Mendengar itu, Cahtrine kembali dilanda emosi. Bagaimana mungkin Alan mengatakan hal seperti itu. ”Kau mengatakan itu karena kau tidak tahu rasanya menjadi aku. Apa kau ingin membela anak itu sekarang!” teriak Cahtrine hingga emosi Alan terpancing.
“Catherine!” bentak Alan. Dia bangkit dari duduknya. “Kumohon, aku akan membantumu nanti apapun. Tapi tolong jangan sekarang. Aku harus memperbaiki perusahaan.”
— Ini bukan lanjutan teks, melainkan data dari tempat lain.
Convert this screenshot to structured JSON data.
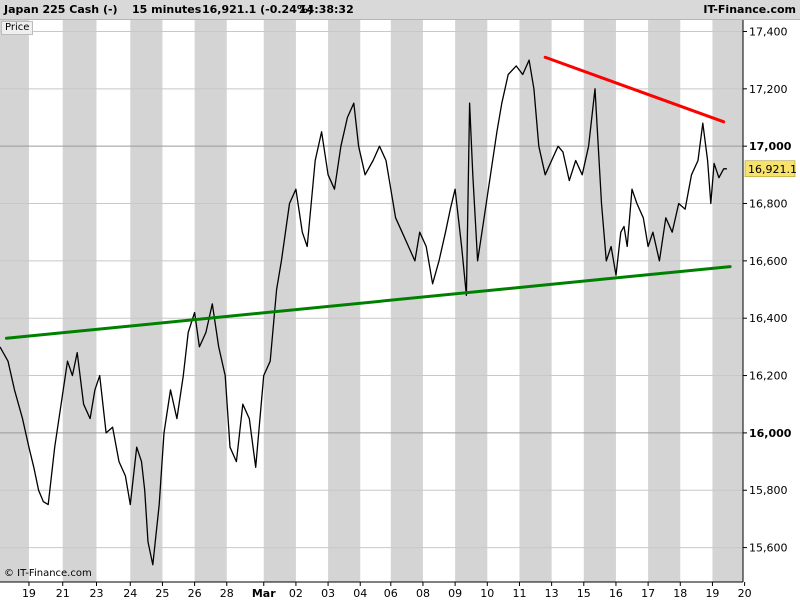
{
  "header": {
    "instrument": "Japan 225 Cash (-)",
    "timeframe": "15 minutes",
    "quote": "16,921.1 (-0.24%)",
    "time": "14:38:32",
    "brand": "IT-Finance.com"
  },
  "price_button_label": "Price",
  "credit": "© IT-Finance.com",
  "chart_data": {
    "type": "line",
    "title": "Japan 225 Cash (-)",
    "xlabel": "",
    "ylabel": "",
    "ylim": [
      15480,
      17440
    ],
    "xlim": [
      0,
      23.1
    ],
    "grid": true,
    "last_price": 16921.1,
    "last_price_label": "16,921.1",
    "colors": {
      "price": "#000000",
      "resistance": "#ff0000",
      "support": "#008000",
      "band": "#d4d4d4",
      "last": "#f7e26b"
    },
    "x_ticks": [
      {
        "x": 0.9,
        "label": "19"
      },
      {
        "x": 1.95,
        "label": "21"
      },
      {
        "x": 3.0,
        "label": "23"
      },
      {
        "x": 4.05,
        "label": "24"
      },
      {
        "x": 5.05,
        "label": "25"
      },
      {
        "x": 6.05,
        "label": "26"
      },
      {
        "x": 7.05,
        "label": "28"
      },
      {
        "x": 8.2,
        "label": "Mar"
      },
      {
        "x": 9.2,
        "label": "02"
      },
      {
        "x": 10.2,
        "label": "03"
      },
      {
        "x": 11.2,
        "label": "04"
      },
      {
        "x": 12.15,
        "label": "06"
      },
      {
        "x": 13.15,
        "label": "08"
      },
      {
        "x": 14.15,
        "label": "09"
      },
      {
        "x": 15.15,
        "label": "10"
      },
      {
        "x": 16.15,
        "label": "11"
      },
      {
        "x": 17.15,
        "label": "13"
      },
      {
        "x": 18.15,
        "label": "15"
      },
      {
        "x": 19.15,
        "label": "16"
      },
      {
        "x": 20.15,
        "label": "17"
      },
      {
        "x": 21.15,
        "label": "18"
      },
      {
        "x": 22.15,
        "label": "19"
      },
      {
        "x": 23.15,
        "label": "20"
      }
    ],
    "y_ticks": [
      {
        "value": 15600,
        "label": "15,600",
        "bold": false
      },
      {
        "value": 15800,
        "label": "15,800",
        "bold": false
      },
      {
        "value": 16000,
        "label": "16,000",
        "bold": true
      },
      {
        "value": 16200,
        "label": "16,200",
        "bold": false
      },
      {
        "value": 16400,
        "label": "16,400",
        "bold": false
      },
      {
        "value": 16600,
        "label": "16,600",
        "bold": false
      },
      {
        "value": 16800,
        "label": "16,800",
        "bold": false
      },
      {
        "value": 17000,
        "label": "17,000",
        "bold": true
      },
      {
        "value": 17200,
        "label": "17,200",
        "bold": false
      },
      {
        "value": 17400,
        "label": "17,400",
        "bold": false
      }
    ],
    "shaded_sessions": [
      [
        0,
        0.9
      ],
      [
        1.95,
        3.0
      ],
      [
        4.05,
        5.05
      ],
      [
        6.05,
        7.05
      ],
      [
        8.2,
        9.2
      ],
      [
        10.2,
        11.2
      ],
      [
        12.15,
        13.15
      ],
      [
        14.15,
        15.15
      ],
      [
        16.15,
        17.15
      ],
      [
        18.15,
        19.15
      ],
      [
        20.15,
        21.15
      ],
      [
        22.15,
        23.1
      ]
    ],
    "trendlines": [
      {
        "name": "support",
        "color": "#008000",
        "x": [
          0.2,
          22.7
        ],
        "y": [
          16330,
          16580
        ]
      },
      {
        "name": "resistance",
        "color": "#ff0000",
        "x": [
          16.95,
          22.5
        ],
        "y": [
          17310,
          17085
        ]
      }
    ],
    "series": [
      {
        "x": [
          0.0,
          0.25,
          0.45,
          0.7,
          0.9,
          1.05,
          1.2,
          1.35,
          1.5,
          1.7,
          1.9,
          2.1,
          2.25,
          2.4,
          2.6,
          2.8,
          2.95,
          3.1,
          3.3,
          3.5,
          3.7,
          3.9,
          4.05,
          4.25,
          4.4,
          4.5,
          4.6,
          4.75,
          4.95,
          5.1,
          5.3,
          5.5,
          5.7,
          5.85,
          6.05,
          6.2,
          6.4,
          6.6,
          6.8,
          7.0,
          7.15,
          7.35,
          7.55,
          7.75,
          7.95,
          8.2,
          8.4,
          8.6,
          8.75,
          9.0,
          9.2,
          9.4,
          9.55,
          9.8,
          10.0,
          10.2,
          10.4,
          10.6,
          10.8,
          11.0,
          11.15,
          11.35,
          11.6,
          11.8,
          12.0,
          12.15,
          12.3,
          12.5,
          12.7,
          12.9,
          13.05,
          13.25,
          13.45,
          13.65,
          13.85,
          14.0,
          14.15,
          14.35,
          14.5,
          14.6,
          14.7,
          14.85,
          15.05,
          15.25,
          15.45,
          15.6,
          15.8,
          16.05,
          16.25,
          16.45,
          16.6,
          16.75,
          16.95,
          17.15,
          17.35,
          17.5,
          17.7,
          17.9,
          18.1,
          18.3,
          18.5,
          18.7,
          18.85,
          19.0,
          19.15,
          19.3,
          19.4,
          19.5,
          19.65,
          19.8,
          20.0,
          20.15,
          20.3,
          20.5,
          20.7,
          20.9,
          21.1,
          21.3,
          21.5,
          21.7,
          21.85,
          22.0,
          22.1,
          22.2,
          22.35,
          22.5,
          22.6
        ],
        "y": [
          16300,
          16250,
          16150,
          16050,
          15950,
          15880,
          15800,
          15760,
          15750,
          15950,
          16100,
          16250,
          16200,
          16280,
          16100,
          16050,
          16150,
          16200,
          16000,
          16020,
          15900,
          15850,
          15750,
          15950,
          15900,
          15800,
          15620,
          15540,
          15750,
          16000,
          16150,
          16050,
          16200,
          16350,
          16420,
          16300,
          16350,
          16450,
          16300,
          16200,
          15950,
          15900,
          16100,
          16050,
          15880,
          16200,
          16250,
          16500,
          16600,
          16800,
          16850,
          16700,
          16650,
          16950,
          17050,
          16900,
          16850,
          17000,
          17100,
          17150,
          17000,
          16900,
          16950,
          17000,
          16950,
          16850,
          16750,
          16700,
          16650,
          16600,
          16700,
          16650,
          16520,
          16600,
          16700,
          16780,
          16850,
          16650,
          16480,
          17150,
          16900,
          16600,
          16750,
          16900,
          17050,
          17150,
          17250,
          17280,
          17250,
          17300,
          17200,
          17000,
          16900,
          16950,
          17000,
          16980,
          16880,
          16950,
          16900,
          17000,
          17200,
          16800,
          16600,
          16650,
          16550,
          16700,
          16720,
          16650,
          16850,
          16800,
          16750,
          16650,
          16700,
          16600,
          16750,
          16700,
          16800,
          16780,
          16900,
          16950,
          17080,
          16950,
          16800,
          16940,
          16890,
          16921.1,
          16921.1
        ]
      }
    ]
  }
}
Belum Chatrine menjawab, tiba-tiba Mario masuk ke dalam kamar kedua orang tuanya, dia tidak sengaja melewat dan mendengar semuanya hingga dia langsung masuk kedalam
“Mom, cukup tolong hentikan sampai di sini," ucap Mario. Dia yang tadinya tidak peduli dengan apa yang di lakukan oleh ibunya pada Jena, mendadak ingin menghentikan kelakuan ibunya.
“Apa-apaan, Kau!" Hardik Chatrine dia semakin pusing ketika Mario seperti ini.
“Mom, kumohon tolong hentikan. Dendam hanya akan merugikan Mommy," balas Mario. Membuat Chatrine berdecak.
“Oh, jadi kalian sekarang ingin mengasihani anak itu!' Teriak Chatrine. Alan mengusap wajah kasar, dia pun langsung menarik tangan Mario untuk keluar dari kamar. Sebab, tidak akan ada habisnya jika terus berada di dekat wanita itu.